Upgrade

Testing upgrades is not easy, as the differences in hardware configurations and state of the systems in the moment of upgrade, can raise corner cases that it is impossible to cover.

We are going to take the opportunity of the Ubuntu Global Jam to ask everyone participating in a Jam to upgrade their Natty systems to Oneiric and report back any issues they may encounter.

Requirements

Bandwidth

A Upgrade Jam is very similar to any kind of jam, but it's a bit special. The bottleneck is the bandwidth, as many of the attendees will be upgrading, so it is almost crucial to have some kind Local Ubuntu Mirror or cache.

A great feature for making this super-easy was introduced in lucid (Ubuntu 10.04 LTS): squid-deb-proxy. Instructions below. (If you need a complete ubuntu mirror, a good how-to for setting it up can be found here: https://help.ubuntu.com/community/Debmirror.)

If you're not on a private network you might need to explicitly allow connections from that network in /etc/squid-deb-proxy/allowed-networks-src.acl.

Natty (11.04)

  1. On the server:

    $ sudo apt-get install squid-deb-proxy
  2. On the client:

    $ sudo apt-get install squid-deb-proxy-client
  3. Done.

Other

You also want to provide some snacks and drinks.

Asking people to prepare for the Jam

  • People wanting to participate in the Upgrade Jam need to have a Launchpad account.
  • We will be reporting our results in the ISO tracker, so an ISO tracker account is also necessary. Ask people to read the ISO procedures and to create an account.

Running the Jam

  • Point people to use the local mirror set up, instead of the common Ubuntu archive. Instructions on how to set up a client are also at https://help.ubuntu.com/community/Debmirror

  • Upgrade your system to Maverick by running sudo update-manager --d

  • After finishing the upgrade check that your system still works correctly.
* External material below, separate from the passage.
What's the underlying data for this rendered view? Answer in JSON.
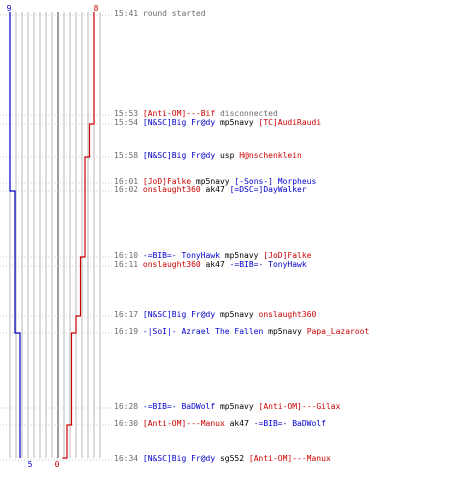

Testing/UpgradeChecklist contains a simple checklist of things that worth a try.

  • File any bugs you may find. Tag them with the natty2oneiric. Check the Debugging Update Manager wiki page for a nice guide on how to report your upgrade bugs.

  • After the upgrade it would be nice if you could run System Testing (Open the Dash and enter 'checkbox') to gather information about your system. Submit the data to Launchpad.
  • Report "Pass or Failed in the corresponding ISO test case". See below for details on this part.

Reporting to the ISO tracker

The ISO tracker is used to test the ISOs and/or upgrades during milestone testing. We are going to use it as well for the Ubuntu Global Jam.

We are going to create a fake milestone called UbuntuGlobalJamMaverick and this is the one that we are going to use during the jam. The information about how to use the ISO tracker is in the testing wiki pages. All upgrade tests in the tracker are found within the Upgrade category.

When reporting in the ISO tracker you can report as "Passed", "Failed" and you can add the numbers of the bugs reported. Also, there is some space to submit a comment. It would be nice if you could put the URL of your System Testing submission (https://launchpad.net/people/+me/+hwdb-submissions)

And now ...

... best go and test your shiny new Ubuntu system!